Maybe talos could check whether all data is available and fill gaps with something meaningful. It shouldn't crash at least.

mikkokotila commented 5 years ago

I checked the data and the error message, but it appears that there are 18 columns (and not 20 as the error message says in the provided trace). The fact that the column has NaN does not cause the error you have in the trace. Or did I miss something?

vendetta1987 commented 5 years ago

Thank you for picking this up.The problem seems to stem from the fact that Talos is expecting the amount of columns the first run returned. If it was successful the table will contain validation data columns. Of it wasn't those will be missing from the header. Upon the next run the CSV will be read and if that run had a different outcome its amount of result columns will be different. Internally Pandas will then throw the given error.This happens with interleaved NaN/Inf runs especially.

mikkokotila commented 5 years ago

Thanks for clarification. Can you share with me the output csv you get where this error is reported.

vendetta1987 commented 5 years ago

It's the same I used when first posting. Looking at the last two lines you'll notice those actually contain two additional column entries, both validation results.

mikkokotila commented 5 years ago

Can you try:

pip install -U git+https://github.com/autonomio/talos@params-api-test

This installs the next major release (v.0.6) where logging has been to an important part rebuilt.

vendetta1987 commented 5 years ago

I now updated to the branch and fixed the errors that popped up. Seems some API changes will need to be updated in the documentation. I let it run for a weekend and it was still running upon my return. Although there were no NaN results, those were fixed elsewhere, the new Scan() method doesn't seem to do random testing anymore. The following code will happily check all possible parameter combinations in order. There is no random choise of combinations to cover more ground more quickly.

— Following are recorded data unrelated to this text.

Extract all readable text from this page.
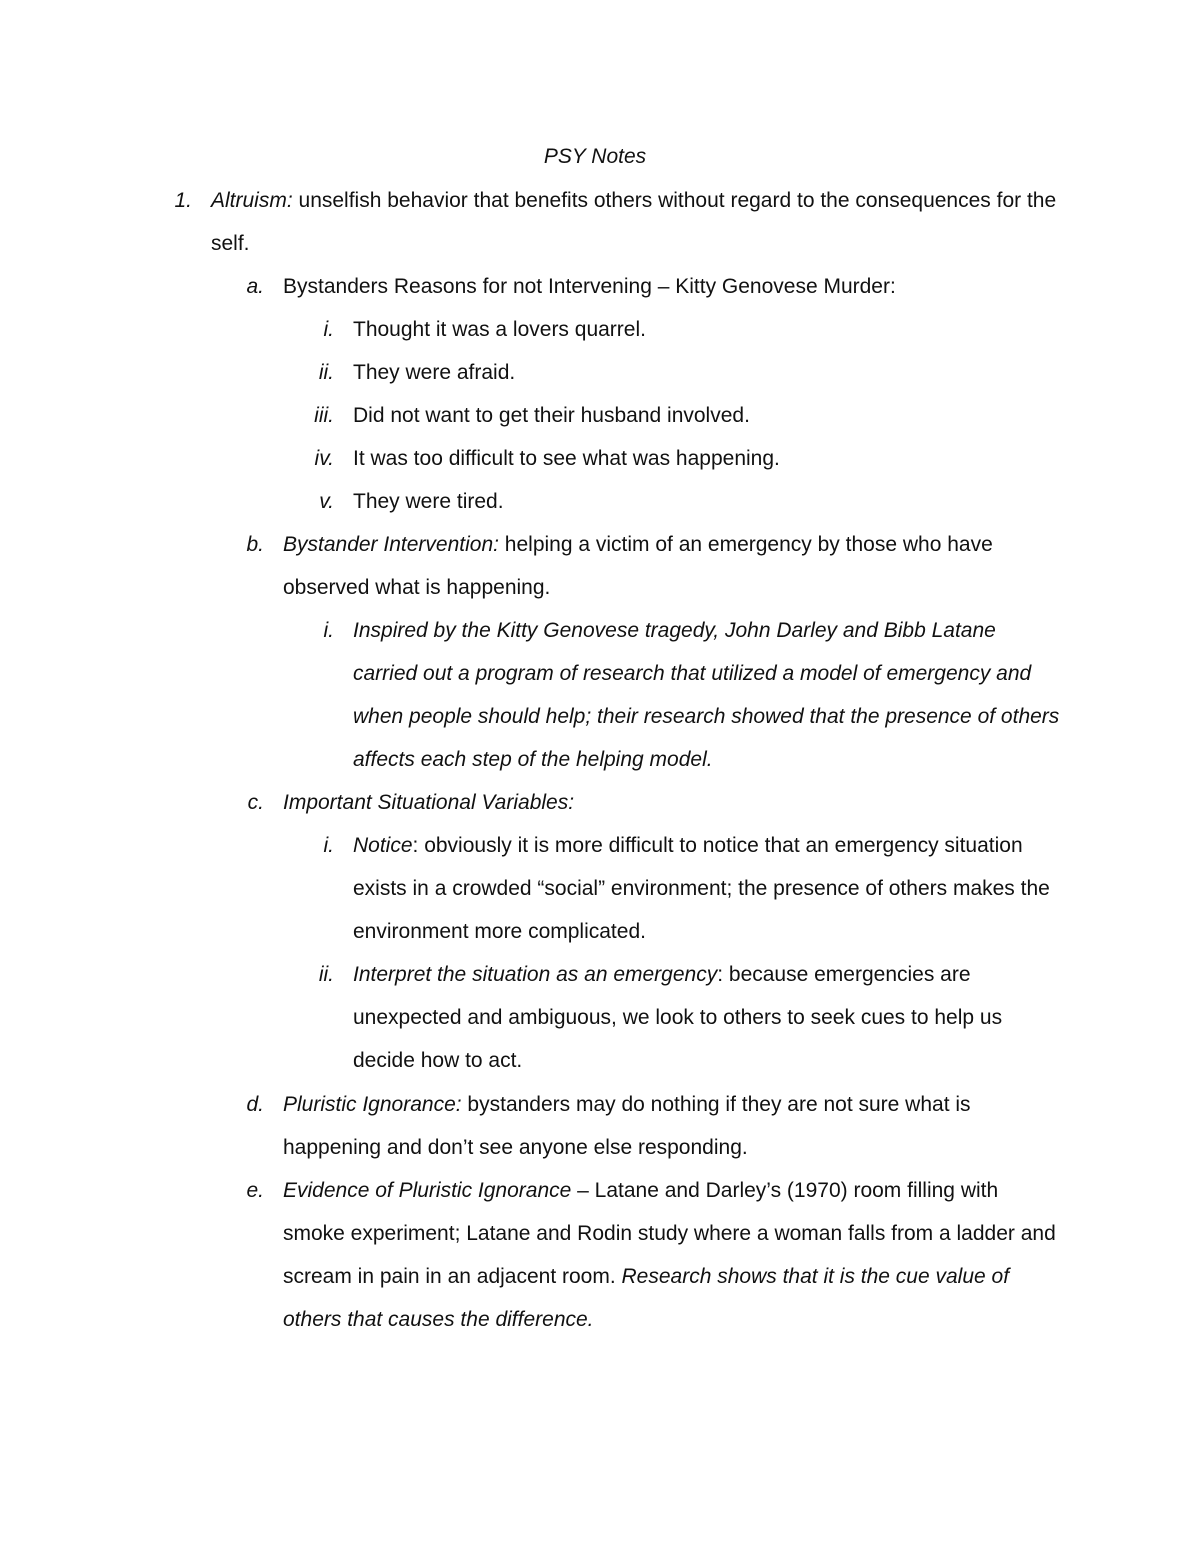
PSY Notes
1. Altruism: unselfish behavior that benefits others without regard to the consequences for the self.
a. Bystanders Reasons for not Intervening – Kitty Genovese Murder:
i. Thought it was a lovers quarrel.
ii. They were afraid.
iii. Did not want to get their husband involved.
iv. It was too difficult to see what was happening.
v. They were tired.
b. Bystander Intervention: helping a victim of an emergency by those who have observed what is happening.
i. Inspired by the Kitty Genovese tragedy, John Darley and Bibb Latane carried out a program of research that utilized a model of emergency and when people should help; their research showed that the presence of others affects each step of the helping model.
c. Important Situational Variables:
i. Notice: obviously it is more difficult to notice that an emergency situation exists in a crowded “social” environment; the presence of others makes the environment more complicated.
ii. Interpret the situation as an emergency: because emergencies are unexpected and ambiguous, we look to others to seek cues to help us decide how to act.
d. Pluristic Ignorance: bystanders may do nothing if they are not sure what is happening and don’t see anyone else responding.
e. Evidence of Pluristic Ignorance – Latane and Darley’s (1970) room filling with smoke experiment; Latane and Rodin study where a woman falls from a ladder and scream in pain in an adjacent room. Research shows that it is the cue value of others that causes the difference.
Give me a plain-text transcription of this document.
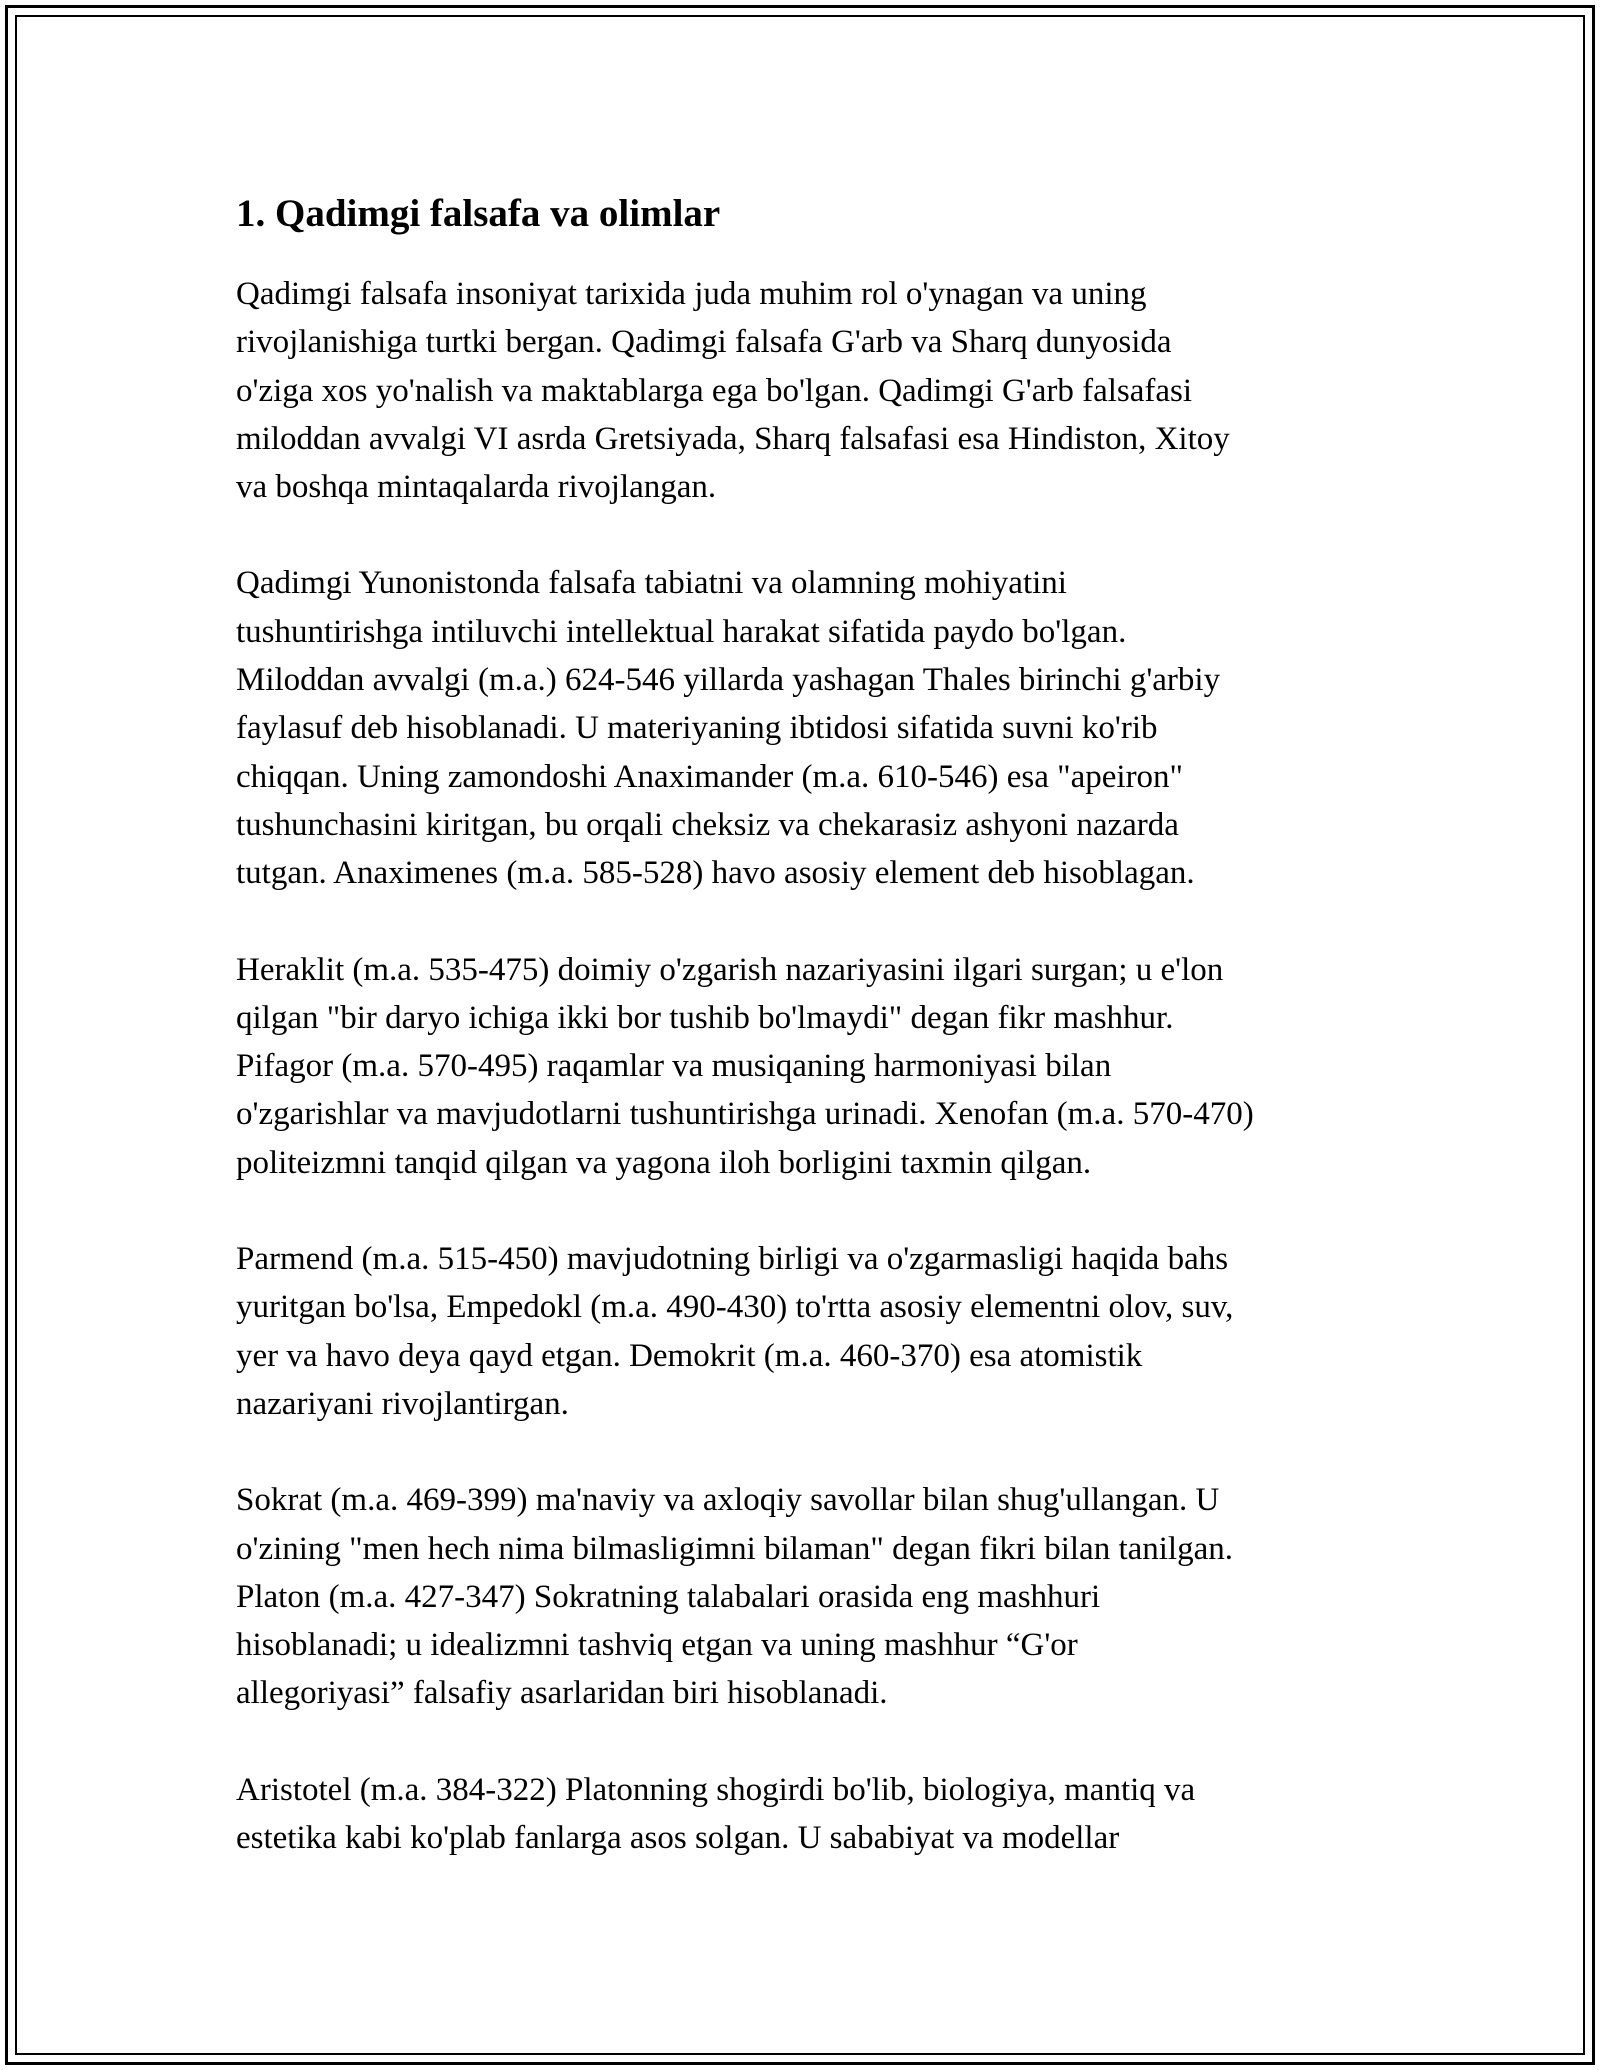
1. Qadimgi falsafa va olimlar

Qadimgi falsafa insoniyat tarixida juda muhim rol o'ynagan va uning
rivojlanishiga turtki bergan. Qadimgi falsafa G'arb va Sharq dunyosida
o'ziga xos yo'nalish va maktablarga ega bo'lgan. Qadimgi G'arb falsafasi
miloddan avvalgi VI asrda Gretsiyada, Sharq falsafasi esa Hindiston, Xitoy
va boshqa mintaqalarda rivojlangan.

Qadimgi Yunonistonda falsafa tabiatni va olamning mohiyatini
tushuntirishga intiluvchi intellektual harakat sifatida paydo bo'lgan.
Miloddan avvalgi (m.a.) 624-546 yillarda yashagan Thales birinchi g'arbiy
faylasuf deb hisoblanadi. U materiyaning ibtidosi sifatida suvni ko'rib
chiqqan. Uning zamondoshi Anaximander (m.a. 610-546) esa "apeiron"
tushunchasini kiritgan, bu orqali cheksiz va chekarasiz ashyoni nazarda
tutgan. Anaximenes (m.a. 585-528) havo asosiy element deb hisoblagan.

Heraklit (m.a. 535-475) doimiy o'zgarish nazariyasini ilgari surgan; u e'lon
qilgan "bir daryo ichiga ikki bor tushib bo'lmaydi" degan fikr mashhur.
Pifagor (m.a. 570-495) raqamlar va musiqaning harmoniyasi bilan
o'zgarishlar va mavjudotlarni tushuntirishga urinadi. Xenofan (m.a. 570-470)
politeizmni tanqid qilgan va yagona iloh borligini taxmin qilgan.

Parmend (m.a. 515-450) mavjudotning birligi va o'zgarmasligi haqida bahs
yuritgan bo'lsa, Empedokl (m.a. 490-430) to'rtta asosiy elementni olov, suv,
yer va havo deya qayd etgan. Demokrit (m.a. 460-370) esa atomistik
nazariyani rivojlantirgan.

Sokrat (m.a. 469-399) ma'naviy va axloqiy savollar bilan shug'ullangan. U
o'zining "men hech nima bilmasligimni bilaman" degan fikri bilan tanilgan.
Platon (m.a. 427-347) Sokratning talabalari orasida eng mashhuri
hisoblanadi; u idealizmni tashviq etgan va uning mashhur “G'or
allegoriyasi” falsafiy asarlaridan biri hisoblanadi.

Aristotel (m.a. 384-322) Platonning shogirdi bo'lib, biologiya, mantiq va
estetika kabi ko'plab fanlarga asos solgan. U sababiyat va modellar
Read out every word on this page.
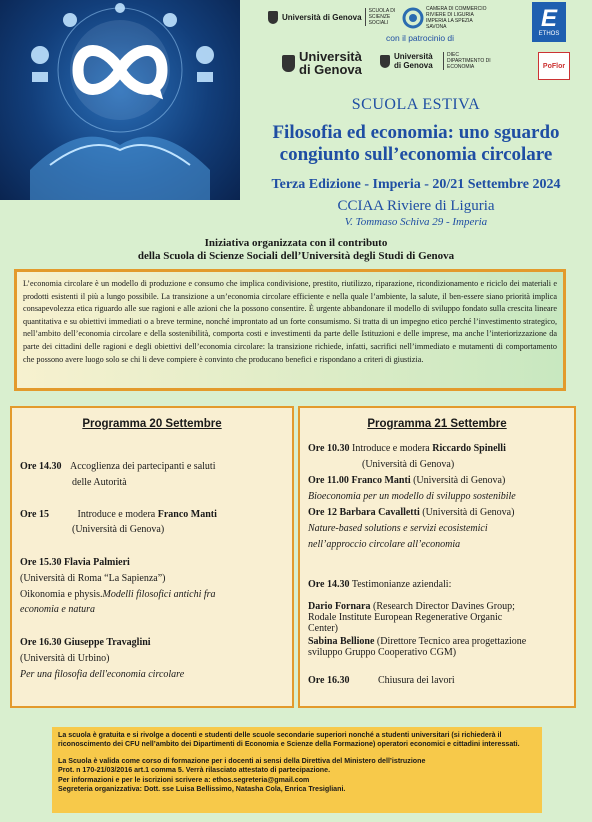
Università di Genova
SCUOLA DI SCIENZE SOCIALI
CAMERA DI COMMERCIO RIVIERE DI LIGURIA IMPERIA LA SPEZIA SAVONA	E
ETHOS
con il patrocinio di
Università di Genova
Università di Genova
DIEC DIPARTIMENTO DI ECONOMIA	PoFlor
SCUOLA ESTIVA
Filosofia ed economia: uno sguardo
congiunto sull’economia circolare
Terza Edizione - Imperia - 20/21 Settembre 2024
CCIAA Riviere di Liguria
V. Tommaso Schiva 29 - Imperia
Iniziativa organizzata con il contributo
della Scuola di Scienze Sociali dell’Università degli Studi di Genova
L’economia circolare è un modello di produzione e consumo che implica condivisione, prestito, riutilizzo, riparazione, ricondizionamento e riciclo dei materiali e prodotti esistenti il più a lungo possibile. La transizione a un’economia circolare efficiente e nella quale l’ambiente, la salute, il ben-essere siano priorità implica consapevolezza etica riguardo alle sue ragioni e alle azioni che la possono consentire. È urgente abbandonare il modello di sviluppo fondato sulla crescita lineare quantitativa e su obiettivi immediati o a breve termine, nonché improntato ad un forte consumismo. Si tratta di un impegno etico perché l’investimento strategico, nell’ambito dell’economia circolare e della sostenibilità, comporta costi e investimenti da parte delle Istituzioni e delle imprese, ma anche l’interiorizzazione da parte dei cittadini delle ragioni e degli obiettivi dell’economia circolare: la transizione richiede, infatti, sacrifici nell’immediato e mutamenti di comportamento che possono avere luogo solo se chi li deve compiere è convinto che producano benefici e rispondano a criteri di giustizia.
Programma 20 Settembre
Ore 14.30 Accoglienza dei partecipanti e saluti
delle Autorità
Ore 15	Introduce e modera Franco Manti
(Università di Genova)
Ore 15.30 Flavia Palmieri
(Università di Roma “La Sapienza”)
Oikonomia e physis.Modelli filosofici antichi fra
economia e natura
Ore 16.30 Giuseppe Travaglini
(Università di Urbino)
Per una filosofia dell'economia circolare
Programma 21 Settembre
Ore 10.30 Introduce e modera Riccardo Spinelli
(Università di Genova)
Ore 11.00 Franco Manti (Università di Genova)
Bioeconomia per un modello di sviluppo sostenibile
Ore 12 Barbara Cavalletti (Università di Genova)
Nature-based solutions e servizi ecosistemici
nell’approccio circolare all’economia
Ore 14.30 Testimonianze aziendali:
Dario Fornara (Research Director Davines Group;
Rodale Institute European Regenerative Organic
Center)
Sabina Bellione (Direttore Tecnico area progettazione
sviluppo Gruppo Cooperativo CGM)
Ore 16.30	Chiusura dei lavori

La scuola è gratuita e si rivolge a docenti e studenti delle scuole secondarie superiori nonché a studenti universitari (si richiederà il riconoscimento dei CFU nell’ambito dei Dipartimenti di Economia e Scienze della Formazione) operatori economici e cittadini interessati.

La Scuola è valida come corso di formazione per i docenti ai sensi della Direttiva del Ministero dell’istruzione

Prot. n 170-21/03/2016 art.1 comma 5. Verrà rilasciato attestato di partecipazione.

Per informazioni e per le iscrizioni scrivere a: ethos.segreteria@gmail.com

Segreteria organizzativa: Dott. sse Luisa Bellissimo, Natasha Cola, Enrica Tresigliani.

ta.Scan(dummy[0], dummy[1], talosParams, modelFncTalos, random_method="quantum", clear_session=True, reduction_method="correlation", reduction_metric="val_loss", minimize_loss=True, reduction_interval=5, reduction_window=5, print_params=True, experiment_name=TALOS_LOG_NAME+"_"+str(expNr))

What needs to be changed in the call to get the random sampling back? I do like the fact it doesn't create all combinations at the beginning while hogging RAM though.

mikkokotila commented 5 years ago

What do you mean by not doing random testing anymore? In your case, you have chosen to use quantum random method, so that will be used for pick n permutations. But I can see that you did not invoke fraction_limit so you will get all the permutations in your parameter space.

mikkokotila commented 5 years ago

Closing here. Feel free to open new issue if anything. Thanks and have a great day too! :)